Bad Toys, Bad Toys, Watcha Gonna Do? You're Gonna Read This, Is What You're Gonna Do
If I've asked it here once, I've asked it a thousand times: is nothing safe for our children anymore? One week it's toxic baby bottles, the next it's dangerous playgrounds, the next it's finger-amputating strollers, the next it's baby-killing cribs. And, always, the poisonous/choke-hazardous/child-harming toys.
Almost makes one want to flee to the hills and take one's chances with the child-eating bears.

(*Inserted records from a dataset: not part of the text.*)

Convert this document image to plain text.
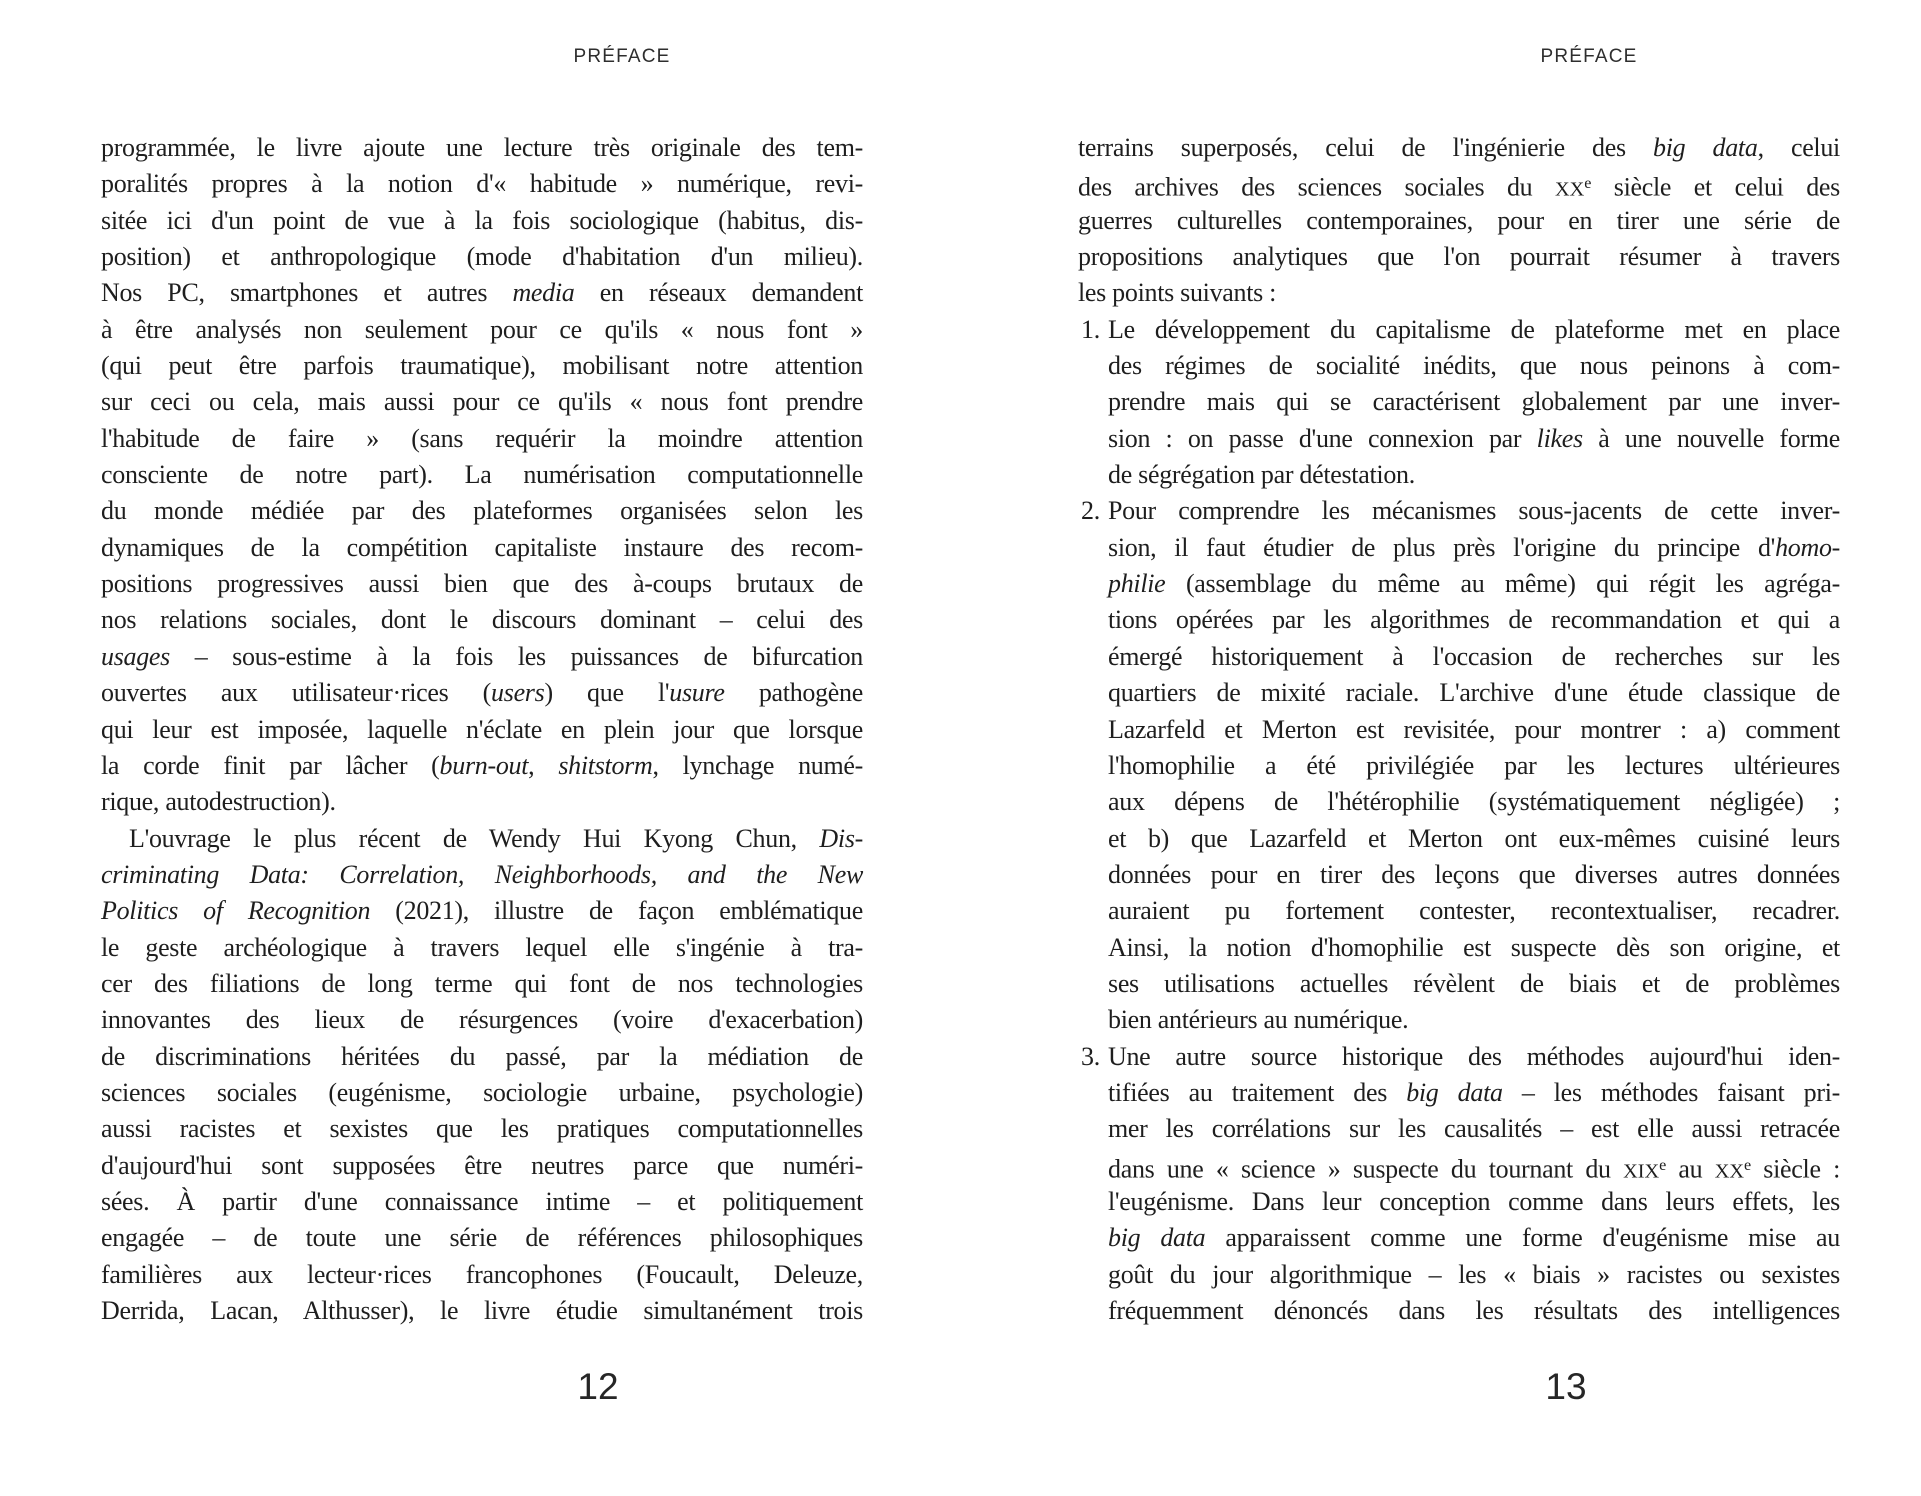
PRÉFACE	PRÉFACE
programmée, le livre ajoute une lecture très originale des tem-
poralités propres à la notion d'« habitude » numérique, revi-
sitée ici d'un point de vue à la fois sociologique (habitus, dis-
position) et anthropologique (mode d'habitation d'un milieu).
Nos PC, smartphones et autres media en réseaux demandent
à être analysés non seulement pour ce qu'ils « nous font »
(qui peut être parfois traumatique), mobilisant notre attention
sur ceci ou cela, mais aussi pour ce qu'ils « nous font prendre
l'habitude de faire » (sans requérir la moindre attention
consciente de notre part). La numérisation computationnelle
du monde médiée par des plateformes organisées selon les
dynamiques de la compétition capitaliste instaure des recom-
positions progressives aussi bien que des à-coups brutaux de
nos relations sociales, dont le discours dominant – celui des
usages – sous-estime à la fois les puissances de bifurcation
ouvertes aux utilisateur·rices (users) que l'usure pathogène
qui leur est imposée, laquelle n'éclate en plein jour que lorsque
la corde finit par lâcher (burn-out, shitstorm, lynchage numé-
rique, autodestruction).
L'ouvrage le plus récent de Wendy Hui Kyong Chun, Dis-
criminating Data: Correlation, Neighborhoods, and the New
Politics of Recognition (2021), illustre de façon emblématique
le geste archéologique à travers lequel elle s'ingénie à tra-
cer des filiations de long terme qui font de nos technologies
innovantes des lieux de résurgences (voire d'exacerbation)
de discriminations héritées du passé, par la médiation de
sciences sociales (eugénisme, sociologie urbaine, psychologie)
aussi racistes et sexistes que les pratiques computationnelles
d'aujourd'hui sont supposées être neutres parce que numéri-
sées. À partir d'une connaissance intime – et politiquement
engagée – de toute une série de références philosophiques
familières aux lecteur·rices francophones (Foucault, Deleuze,
Derrida, Lacan, Althusser), le livre étudie simultanément trois
terrains superposés, celui de l'ingénierie des big data, celui
des archives des sciences sociales du XXe siècle et celui des
guerres culturelles contemporaines, pour en tirer une série de
propositions analytiques que l'on pourrait résumer à travers
les points suivants :
1. Le développement du capitalisme de plateforme met en place
des régimes de socialité inédits, que nous peinons à com-
prendre mais qui se caractérisent globalement par une inver-
sion : on passe d'une connexion par likes à une nouvelle forme
de ségrégation par détestation.
2. Pour comprendre les mécanismes sous-jacents de cette inver-
sion, il faut étudier de plus près l'origine du principe d'homo-
philie (assemblage du même au même) qui régit les agréga-
tions opérées par les algorithmes de recommandation et qui a
émergé historiquement à l'occasion de recherches sur les
quartiers de mixité raciale. L'archive d'une étude classique de
Lazarfeld et Merton est revisitée, pour montrer : a) comment
l'homophilie a été privilégiée par les lectures ultérieures
aux dépens de l'hétérophilie (systématiquement négligée) ;
et b) que Lazarfeld et Merton ont eux-mêmes cuisiné leurs
données pour en tirer des leçons que diverses autres données
auraient pu fortement contester, recontextualiser, recadrer.
Ainsi, la notion d'homophilie est suspecte dès son origine, et
ses utilisations actuelles révèlent de biais et de problèmes
bien antérieurs au numérique.
3. Une autre source historique des méthodes aujourd'hui iden-
tifiées au traitement des big data – les méthodes faisant pri-
mer les corrélations sur les causalités – est elle aussi retracée
dans une « science » suspecte du tournant du XIXe au XXe siècle :
l'eugénisme. Dans leur conception comme dans leurs effets, les
big data apparaissent comme une forme d'eugénisme mise au
goût du jour algorithmique – les « biais » racistes ou sexistes
fréquemment dénoncés dans les résultats des intelligences
12	13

But few of us are ever actually going to do that, really - flee to the hills, that is - and so we're left here, with our children and our fears for their safety, and there's no time when those fears are more acute than during the holidays, when if the sugar doesn't kill, the toys will.
I exaggerate, of course. Sort of.
Fears about toys are, really, nothing to laugh at. If the last few years of increasing awareness about toxic chemicals in plastics has taught us nothing else, it's that even the most innocuous-seeming toy can be dangerous. (As the LA Times is reporting this week, no fewer than six major retailers currently have toxic, lead-ridden toys on their shelves. I KNOW.) And that's before we even start worrying about batteries and sharp edges and choking hazards. As Consumer Reports Safety Blog points out, "millions upon millions of defective toys recalled in 2008 and 2007 due to lead hazards that can cause developmental problems, small magnets that can block or perforate intestines, and toxic chemicals that can put kids in comas. Consumers, as well as Consumers Union, lost confidence in the safety of toys in the marketplace."
So what's a worried mom to do?
Well, you can start by familiarizing yourself with current reports on toy safety. The US Public Interest Research Group publishes an annual toy safety report that outlines hazards to look out for and identifies problem toys. Their current report - Trouble In Toyland - is available online and as a smartphone-accessible site that can be consulted while you do your holiday shopping. And sites like the Mother Nature Network's parenting blog offer sensible tips for keeping safety in mind while also shopping green (as they rightly point out, a 'green' product isn't necessarily a safe one: green toys can have sharp edges, for example, or just be dangerous if they're age-inappropriate.) You can also consult reliable online shopping guides, like Cool Mom Picks (disclosure: I write for CMP. That, however, does not change the fact that it is awesome), where editors pay close attention to issues like toxicity and safety and eco-friendliness.
End of the day, though, it's worth keeping this in mind: although it seems that things are getting worse v.v. toy safety and other hazards to children, they're actually not. We're just more aware, and there's a way of looking at that that is empowering. We know better than our own parents did about the possible dangers lurking in all manner of products for children. Sure, maybe past generations of children played innocently with balls and knit dollies and wooden trains - but they were also exposed to lead paint on their wooden push-trains and choking-hazard button eyes on their dollies and whatever toxic sludge went into making bouncy balls. And, hello: WALKERS. Sure, we may be more afraid of more things, but we're also far, far more aware. And as Consumer Reports points out, that awareness leads to recalls and reports and consumer knowledge and that is all very, very good when it comes to ensuring our childrens' safety.
So try to keep your mind at ease and enjoy the holidays with all the sugar and toys and happy things that really should just make the holidays, you know, happy. And maybe stay away from bears.